В голове раскручивалась заржавевшая пружина былых навыков. Это был такой вихрь, что меня почти приподнимало над асфальтом. Я вдруг стала видеть в нескольких измерениях и слышала, как ползут дождевые черви под землей, как бежит между телефонами Троицка мобильная связь.
Это был кураж.
Мысли сменяли друг друга в бешеном калейдоскопе, еще немного – и я постигну смысл жизни.
Калейдоскоп затормозил: вот и главная радость дня – прости Господи. Раньше возле этой лавочки у меня всегда портилось настроение. Потому что лай таксы я начинала слышать именно отсюда. Где бы она ни была: на Десне или в моем подъезде – здесь я ее слышала. А сейчас такса молчала.
И это испугало меня больше всего.
Света, пора валить!
– Кажется, вон он! – завопила я и стала отступать назад, как будто заметила в начале аллеи упавший кошелек.

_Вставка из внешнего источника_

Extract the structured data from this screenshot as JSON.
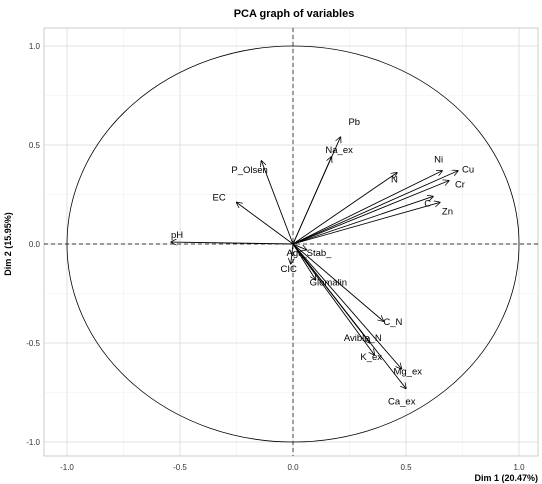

Решетка на земле пришла в движение. Я увидела раздвоившуюся вытянутую тень в шапке с помпоном. Чудесная шапка для плюс двадцати!
Я бросилась к месту якобы выпавшего кошелька, лихорадочно размышляя, куда же направиться дальше. Если такса убита, он готовился сделать дело и в моем бараке – то есть везде.
На решение оставалась секунда – и я стремительно нырнула в ближайшую калитку.
Там было темно, хоть глаз выколи. Я пробежала, ничего не видя, несколько метров. Вот и еще одна калитка – у заброшенной собачьей будки. Я нащупала дверь, протиснулась и встала за ней, прислонившись спиной к деревянному забору.
И тут волосы у меня на голове встали дыбом.
Я услышала, что человек в шапке повторяет мой путь!
Он делал это в полной темноте, а значит, он тоже знал ходы этого лабиринта.
Слева от меня был железный забор с калиткой, справа – черная аллея между домами. В самом ее конце светился прямоугольник перед поворотом. Я не успею добежать никуда.
Дверь калитки натужно завыла. Значит, он знал не все – он не знал, что калитка заварена. И пока он протискивался в проем, я перепрыгнула через штакетник заброшенного дома и рухнула в кусты.
Наконец он пролез и остановился. Нас отделяли только хлипкие доски забора.
Это был высокий крепкий человек в бесформенной одежде. Его лицо полностью закрывал черный шарф. Я увидела, что он поднес руку к лицу и немного оттянул ткань.
Он принюхивался!
Как только я поняла это, все мое тело мгновенно покрылось ледяным потом. Он пытается найти меня по запаху! Он знает мой запах? Или он чувствует испарения страха?
Кто этот человек? Это, вообще, человек?!
Я была буквально парализована.
Он же вдруг достал из кармана телефон и нажал на экран.
Я успела в последнюю секунду – со всей силы сдавила верхнюю кнопку на телефоне в своем кармане, потом, досчитав до трех, вслепую провела пальцем по экрану.
И вдруг на аллее метрах в ста от нас перед воротами дома зажегся свет. Это сработал датчик. Через секунду на воротах заплясали огни фар. Ворота стали разъезжаться, окрашивая окрестность миганием фонаря. Из боковой аллеи вырулила машина.
Человек в шапке тут же отступил во тьму.
Затем он рванул калитку рукой, и она – приваренная уже несколько лет – полностью распахнулась.